Feeding the cookies (and also at least the user-agent) works but you need to copy/paste manually or use a plugin to export those.
ideas so far:
Copying manually is probably the easiest solution that won't break down the line.
Do you know how long are the cookies from cloudflare valid ?
they seem valid for a good while, I haven't timed it though. Probably at least 30 mins
If so, it might be a rather good solution. It will only require to add support to set those values and documentation on how to extract the data from the browser.
It certainly lasts long enough to scan a set of movies so I think it's a good solution.
I just tested and it does work as expected. I will redo the test with the same cookie set in 1 hour and tomorrow in order to have a rough estimate of how painful it will be.
The next question will be how to make the export process not too complex. May i have your opinion on this one ? Would it be better to just explain how to get it in web browsers web tools, make a webextension that do this or any other idea ?
I don't know how to get that information myself, but I do know how to look at cookies. If it's not that hard I'd say a simple explanation should suffice. From what I've read browser agent and cookies need to match up in order to verify.
Webextension would certainly make life easier but I don't know how much time that would take to make or how hard and it's also another thing to maintain.
I will say that manually inputting cookies/agent can't be any harder than what I have to do now when trying to manually copy over actors from javlibary.
Would you mind to try it ? You are looking for the "__cfduid" and "cf_clearance" cookies and your browser user agent.
I must admit i do not know how to look at those without the web tools of the browser.
I plan on trying it a little later yea. Going to take me some time though, I'll have to find my user agent edit the code accordingly and make sure everything works correctly.
Thank you. Please report after you tired.
You may also try it manually with a command like curl or wget.
My cookies already expired. So it lasts less than 30mn
Good news, it works for me. The cookie has also lasted about 30 mins so far, although I did refresh the page midway through so perhaps the cookie is refreshed if you're actively browsing. At least I can now scrape javlibrary manually when I need to by making hardcode changes.

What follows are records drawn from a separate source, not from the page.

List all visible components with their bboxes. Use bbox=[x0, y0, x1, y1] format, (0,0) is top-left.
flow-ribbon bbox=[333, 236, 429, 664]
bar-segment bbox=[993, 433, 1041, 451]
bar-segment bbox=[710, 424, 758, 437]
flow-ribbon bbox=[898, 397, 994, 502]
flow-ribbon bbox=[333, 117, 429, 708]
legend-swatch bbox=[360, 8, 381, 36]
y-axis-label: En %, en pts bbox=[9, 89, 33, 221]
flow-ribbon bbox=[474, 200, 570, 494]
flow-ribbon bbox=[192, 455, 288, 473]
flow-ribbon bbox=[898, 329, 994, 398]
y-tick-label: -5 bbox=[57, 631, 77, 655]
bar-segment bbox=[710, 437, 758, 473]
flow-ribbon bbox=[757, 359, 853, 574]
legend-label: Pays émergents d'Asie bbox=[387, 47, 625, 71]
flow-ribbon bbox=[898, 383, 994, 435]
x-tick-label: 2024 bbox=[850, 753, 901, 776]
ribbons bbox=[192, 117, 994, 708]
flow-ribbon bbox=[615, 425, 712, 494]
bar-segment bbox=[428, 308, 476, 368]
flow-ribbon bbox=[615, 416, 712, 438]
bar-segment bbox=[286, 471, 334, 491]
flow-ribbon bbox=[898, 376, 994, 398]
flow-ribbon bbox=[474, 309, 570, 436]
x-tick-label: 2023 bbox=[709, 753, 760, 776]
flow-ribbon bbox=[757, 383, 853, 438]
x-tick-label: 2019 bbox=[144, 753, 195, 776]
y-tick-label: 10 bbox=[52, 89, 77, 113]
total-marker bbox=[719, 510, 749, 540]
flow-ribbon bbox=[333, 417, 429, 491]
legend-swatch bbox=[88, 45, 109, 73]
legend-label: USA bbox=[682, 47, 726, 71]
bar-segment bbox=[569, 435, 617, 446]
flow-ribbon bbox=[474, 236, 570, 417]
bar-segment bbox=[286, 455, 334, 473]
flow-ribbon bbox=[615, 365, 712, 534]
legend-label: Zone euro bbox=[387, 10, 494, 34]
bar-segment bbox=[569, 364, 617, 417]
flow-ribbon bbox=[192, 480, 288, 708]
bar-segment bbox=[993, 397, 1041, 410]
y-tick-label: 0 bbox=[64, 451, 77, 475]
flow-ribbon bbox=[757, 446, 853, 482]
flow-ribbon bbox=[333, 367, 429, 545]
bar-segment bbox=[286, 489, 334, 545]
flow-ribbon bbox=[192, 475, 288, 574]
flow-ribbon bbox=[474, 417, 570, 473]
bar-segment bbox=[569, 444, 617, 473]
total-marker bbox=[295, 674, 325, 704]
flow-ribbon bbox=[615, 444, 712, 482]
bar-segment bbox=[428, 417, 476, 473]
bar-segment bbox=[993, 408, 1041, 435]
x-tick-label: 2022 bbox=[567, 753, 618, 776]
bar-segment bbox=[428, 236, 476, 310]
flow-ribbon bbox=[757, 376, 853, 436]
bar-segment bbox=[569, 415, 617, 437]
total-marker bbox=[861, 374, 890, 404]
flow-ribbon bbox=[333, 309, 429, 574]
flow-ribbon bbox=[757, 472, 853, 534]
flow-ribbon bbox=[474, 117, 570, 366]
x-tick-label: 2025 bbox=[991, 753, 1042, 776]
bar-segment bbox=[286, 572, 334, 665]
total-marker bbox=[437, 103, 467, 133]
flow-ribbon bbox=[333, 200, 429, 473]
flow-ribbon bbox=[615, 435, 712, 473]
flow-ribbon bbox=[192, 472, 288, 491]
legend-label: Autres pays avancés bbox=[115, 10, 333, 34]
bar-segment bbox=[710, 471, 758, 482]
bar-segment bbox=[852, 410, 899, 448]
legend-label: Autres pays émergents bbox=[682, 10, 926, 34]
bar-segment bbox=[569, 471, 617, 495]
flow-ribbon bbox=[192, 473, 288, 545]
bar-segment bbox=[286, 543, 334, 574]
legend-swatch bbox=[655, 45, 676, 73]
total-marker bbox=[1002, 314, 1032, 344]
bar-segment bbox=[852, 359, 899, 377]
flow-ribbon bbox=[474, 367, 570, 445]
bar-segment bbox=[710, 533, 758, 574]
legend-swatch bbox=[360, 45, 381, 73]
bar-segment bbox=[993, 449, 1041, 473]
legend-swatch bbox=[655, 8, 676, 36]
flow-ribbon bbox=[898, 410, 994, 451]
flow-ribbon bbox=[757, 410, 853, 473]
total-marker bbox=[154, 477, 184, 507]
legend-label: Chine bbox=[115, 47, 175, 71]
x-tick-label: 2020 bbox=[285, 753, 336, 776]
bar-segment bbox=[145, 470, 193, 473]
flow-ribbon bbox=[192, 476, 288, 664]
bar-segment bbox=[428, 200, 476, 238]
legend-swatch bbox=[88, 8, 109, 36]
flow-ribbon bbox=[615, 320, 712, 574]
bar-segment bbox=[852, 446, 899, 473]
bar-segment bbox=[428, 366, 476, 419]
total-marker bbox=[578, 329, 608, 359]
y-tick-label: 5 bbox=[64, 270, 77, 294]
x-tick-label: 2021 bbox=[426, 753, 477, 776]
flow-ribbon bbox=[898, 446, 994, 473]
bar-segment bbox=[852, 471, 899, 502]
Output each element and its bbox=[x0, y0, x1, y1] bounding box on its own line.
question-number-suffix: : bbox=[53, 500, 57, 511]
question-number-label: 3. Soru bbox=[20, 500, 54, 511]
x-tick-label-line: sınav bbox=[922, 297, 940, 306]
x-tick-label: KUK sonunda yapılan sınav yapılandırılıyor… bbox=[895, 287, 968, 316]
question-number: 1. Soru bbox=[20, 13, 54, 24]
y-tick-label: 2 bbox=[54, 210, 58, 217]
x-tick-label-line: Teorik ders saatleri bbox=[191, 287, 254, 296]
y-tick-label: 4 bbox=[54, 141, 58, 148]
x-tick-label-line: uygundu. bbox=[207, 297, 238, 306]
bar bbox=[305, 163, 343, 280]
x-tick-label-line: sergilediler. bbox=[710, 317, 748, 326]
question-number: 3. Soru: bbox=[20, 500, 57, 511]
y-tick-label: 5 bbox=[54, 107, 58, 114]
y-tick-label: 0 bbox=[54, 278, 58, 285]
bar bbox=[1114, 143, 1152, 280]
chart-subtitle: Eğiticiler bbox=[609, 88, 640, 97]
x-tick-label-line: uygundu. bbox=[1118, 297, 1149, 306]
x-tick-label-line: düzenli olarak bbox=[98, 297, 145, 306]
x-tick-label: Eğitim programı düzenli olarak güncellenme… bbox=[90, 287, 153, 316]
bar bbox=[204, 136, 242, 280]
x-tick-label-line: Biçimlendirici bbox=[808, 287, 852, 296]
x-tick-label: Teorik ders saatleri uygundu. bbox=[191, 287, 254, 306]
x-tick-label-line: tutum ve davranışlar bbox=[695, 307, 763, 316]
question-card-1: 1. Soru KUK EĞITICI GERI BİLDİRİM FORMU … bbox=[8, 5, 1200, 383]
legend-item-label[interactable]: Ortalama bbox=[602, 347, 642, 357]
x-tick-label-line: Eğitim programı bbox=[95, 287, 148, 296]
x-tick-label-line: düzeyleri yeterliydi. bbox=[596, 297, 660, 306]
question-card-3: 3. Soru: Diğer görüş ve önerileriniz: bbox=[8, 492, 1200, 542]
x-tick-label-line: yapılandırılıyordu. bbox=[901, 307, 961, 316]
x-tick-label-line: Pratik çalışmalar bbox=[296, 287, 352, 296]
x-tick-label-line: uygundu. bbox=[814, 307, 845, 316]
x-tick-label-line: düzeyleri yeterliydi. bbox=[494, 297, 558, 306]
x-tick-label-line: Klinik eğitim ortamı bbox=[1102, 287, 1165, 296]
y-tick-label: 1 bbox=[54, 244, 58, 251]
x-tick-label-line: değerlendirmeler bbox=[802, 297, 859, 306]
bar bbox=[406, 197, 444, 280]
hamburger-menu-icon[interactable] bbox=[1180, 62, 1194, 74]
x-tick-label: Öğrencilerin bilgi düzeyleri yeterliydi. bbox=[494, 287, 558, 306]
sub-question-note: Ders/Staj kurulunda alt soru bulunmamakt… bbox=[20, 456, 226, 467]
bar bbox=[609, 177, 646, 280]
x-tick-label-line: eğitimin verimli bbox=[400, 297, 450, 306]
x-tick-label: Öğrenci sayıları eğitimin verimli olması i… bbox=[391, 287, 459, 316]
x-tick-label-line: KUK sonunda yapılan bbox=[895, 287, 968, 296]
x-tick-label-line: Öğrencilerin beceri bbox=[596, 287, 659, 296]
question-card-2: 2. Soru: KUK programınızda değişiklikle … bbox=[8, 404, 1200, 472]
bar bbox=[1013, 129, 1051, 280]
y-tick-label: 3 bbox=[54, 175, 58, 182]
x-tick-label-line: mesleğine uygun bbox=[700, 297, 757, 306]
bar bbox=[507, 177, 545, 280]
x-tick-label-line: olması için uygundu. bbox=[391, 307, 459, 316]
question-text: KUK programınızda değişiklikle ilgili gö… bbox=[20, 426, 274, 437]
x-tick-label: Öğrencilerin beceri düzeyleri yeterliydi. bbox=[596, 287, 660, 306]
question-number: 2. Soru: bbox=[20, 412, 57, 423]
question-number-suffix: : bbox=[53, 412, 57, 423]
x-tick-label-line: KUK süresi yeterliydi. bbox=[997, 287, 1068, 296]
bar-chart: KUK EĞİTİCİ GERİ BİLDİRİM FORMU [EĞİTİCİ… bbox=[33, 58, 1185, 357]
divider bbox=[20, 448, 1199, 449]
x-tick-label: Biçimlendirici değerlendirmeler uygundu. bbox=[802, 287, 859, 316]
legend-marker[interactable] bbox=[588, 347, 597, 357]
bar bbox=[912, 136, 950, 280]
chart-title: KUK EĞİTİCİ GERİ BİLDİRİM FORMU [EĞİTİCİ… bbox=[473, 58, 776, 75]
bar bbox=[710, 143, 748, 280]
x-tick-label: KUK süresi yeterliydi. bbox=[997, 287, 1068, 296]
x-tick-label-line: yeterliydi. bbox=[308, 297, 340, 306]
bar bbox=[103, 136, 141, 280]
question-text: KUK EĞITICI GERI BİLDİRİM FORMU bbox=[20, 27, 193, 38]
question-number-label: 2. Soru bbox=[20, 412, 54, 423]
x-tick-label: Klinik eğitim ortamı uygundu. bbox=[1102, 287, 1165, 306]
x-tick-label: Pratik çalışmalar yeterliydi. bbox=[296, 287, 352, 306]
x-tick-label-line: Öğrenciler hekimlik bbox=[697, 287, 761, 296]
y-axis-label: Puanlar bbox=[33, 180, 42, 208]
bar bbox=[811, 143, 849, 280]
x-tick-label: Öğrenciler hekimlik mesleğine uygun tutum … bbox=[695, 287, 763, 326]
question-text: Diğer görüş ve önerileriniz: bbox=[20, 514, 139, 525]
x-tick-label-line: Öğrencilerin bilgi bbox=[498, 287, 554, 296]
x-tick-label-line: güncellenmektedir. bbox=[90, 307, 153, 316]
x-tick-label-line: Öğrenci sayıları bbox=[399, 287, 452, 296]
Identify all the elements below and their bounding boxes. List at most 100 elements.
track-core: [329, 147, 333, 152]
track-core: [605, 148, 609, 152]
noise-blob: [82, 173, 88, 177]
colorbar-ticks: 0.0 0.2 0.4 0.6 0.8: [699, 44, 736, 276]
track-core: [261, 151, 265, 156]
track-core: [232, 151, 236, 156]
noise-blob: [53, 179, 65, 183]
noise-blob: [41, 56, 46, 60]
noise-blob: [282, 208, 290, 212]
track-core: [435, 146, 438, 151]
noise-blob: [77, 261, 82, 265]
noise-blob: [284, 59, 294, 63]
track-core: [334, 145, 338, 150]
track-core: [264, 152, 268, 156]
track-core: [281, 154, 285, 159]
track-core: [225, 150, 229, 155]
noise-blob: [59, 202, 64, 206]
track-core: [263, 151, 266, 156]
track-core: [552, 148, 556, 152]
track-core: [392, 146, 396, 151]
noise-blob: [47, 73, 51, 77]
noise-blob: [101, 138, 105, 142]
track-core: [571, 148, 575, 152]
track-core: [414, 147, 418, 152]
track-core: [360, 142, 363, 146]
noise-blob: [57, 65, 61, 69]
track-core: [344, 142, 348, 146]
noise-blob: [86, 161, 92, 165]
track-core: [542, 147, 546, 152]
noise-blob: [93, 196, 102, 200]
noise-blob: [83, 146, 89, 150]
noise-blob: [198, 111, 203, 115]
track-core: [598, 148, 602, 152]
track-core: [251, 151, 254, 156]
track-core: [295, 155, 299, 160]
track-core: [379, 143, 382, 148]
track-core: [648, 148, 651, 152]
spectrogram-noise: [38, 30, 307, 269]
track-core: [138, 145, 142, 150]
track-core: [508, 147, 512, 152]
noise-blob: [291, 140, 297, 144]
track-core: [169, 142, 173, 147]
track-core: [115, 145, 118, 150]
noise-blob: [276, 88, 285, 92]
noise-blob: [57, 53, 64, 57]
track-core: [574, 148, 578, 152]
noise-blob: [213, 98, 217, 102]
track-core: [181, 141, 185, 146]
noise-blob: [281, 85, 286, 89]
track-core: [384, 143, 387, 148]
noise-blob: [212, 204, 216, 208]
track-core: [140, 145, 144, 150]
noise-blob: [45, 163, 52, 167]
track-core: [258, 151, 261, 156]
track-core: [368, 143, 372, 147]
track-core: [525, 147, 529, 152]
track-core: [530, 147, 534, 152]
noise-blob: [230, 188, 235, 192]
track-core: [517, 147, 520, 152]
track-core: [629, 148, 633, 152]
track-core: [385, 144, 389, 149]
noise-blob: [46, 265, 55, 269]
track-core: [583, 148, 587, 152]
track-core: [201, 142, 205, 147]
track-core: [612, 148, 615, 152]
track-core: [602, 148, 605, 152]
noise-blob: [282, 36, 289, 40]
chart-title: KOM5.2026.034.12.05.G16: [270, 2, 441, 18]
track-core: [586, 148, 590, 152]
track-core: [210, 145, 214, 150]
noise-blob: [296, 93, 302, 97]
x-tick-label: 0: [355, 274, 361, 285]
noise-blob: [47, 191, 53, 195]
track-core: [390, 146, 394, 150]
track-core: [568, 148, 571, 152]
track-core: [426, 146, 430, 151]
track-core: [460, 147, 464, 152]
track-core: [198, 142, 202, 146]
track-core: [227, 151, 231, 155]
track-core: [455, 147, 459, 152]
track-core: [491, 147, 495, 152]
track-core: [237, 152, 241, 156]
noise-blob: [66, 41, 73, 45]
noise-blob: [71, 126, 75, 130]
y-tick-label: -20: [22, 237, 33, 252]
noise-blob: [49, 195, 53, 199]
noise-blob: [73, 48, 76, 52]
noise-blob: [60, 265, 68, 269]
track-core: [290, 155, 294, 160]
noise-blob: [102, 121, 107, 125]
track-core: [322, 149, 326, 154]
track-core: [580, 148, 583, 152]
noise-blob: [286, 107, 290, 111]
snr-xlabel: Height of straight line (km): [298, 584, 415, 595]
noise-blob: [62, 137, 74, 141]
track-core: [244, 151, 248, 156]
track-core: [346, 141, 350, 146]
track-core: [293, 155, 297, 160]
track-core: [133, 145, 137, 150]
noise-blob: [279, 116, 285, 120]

I will note that the browser.addCookie() function in the browserConfigure() function inside JavLibraryParsingProfile.java doesn't seem to work correctly. I had to add the cookies directly into the connection inside DitzyHeadlessBrowser
Can we use the alternative domain for it? Currently it's on c32r.com (it's changed regularly, but when it changed, the old domain redirected to the new one). I don't know if it's also using cloudflare, but if it isn't then adding a configuration dialog to enter the alternative domain might be a simpler solution.
c32r.com does not use cloudflare anti-bot protection.
But from a security point of view, i'm concerned by some questions even if the scraper should not execute javascript code.
I don't understand why this website exists and what are then actual links between it and javlibrary.
What quickly found out:
Can you tell me more on what you know about this domain ? How did you know it exists ?
Before c32r.com, it was d28k.com (it's still works and redirects to c32r.com now). I found it long time ago from google search with this keyword "[any javid] javlibrary" (because I'm too lazy to open javlibrary then search it from there), the alternative domain showed up on the result. And since then I always use the alternative domain. My user account on javlibrary also works there, so it's either a mirror, or simply alternative domain pointing to the same server.
Thanks a lot for the domains.
For now, i went the cookie way as it seems to be the most future proof one. But if this way is too complicated or annoying i might revert to using those other domains
see version 0.3.7.
@Wizell Javlibrary still does not seem to be working for me with the new release. Not sure if I'm doing something wrong but when I start the scrape, the scan box appears for 2 seconds and then closes. Running it on Windows 10.
Describe the bug Looks like javlibrary isn't being scraped. Probably cloudflare issue again.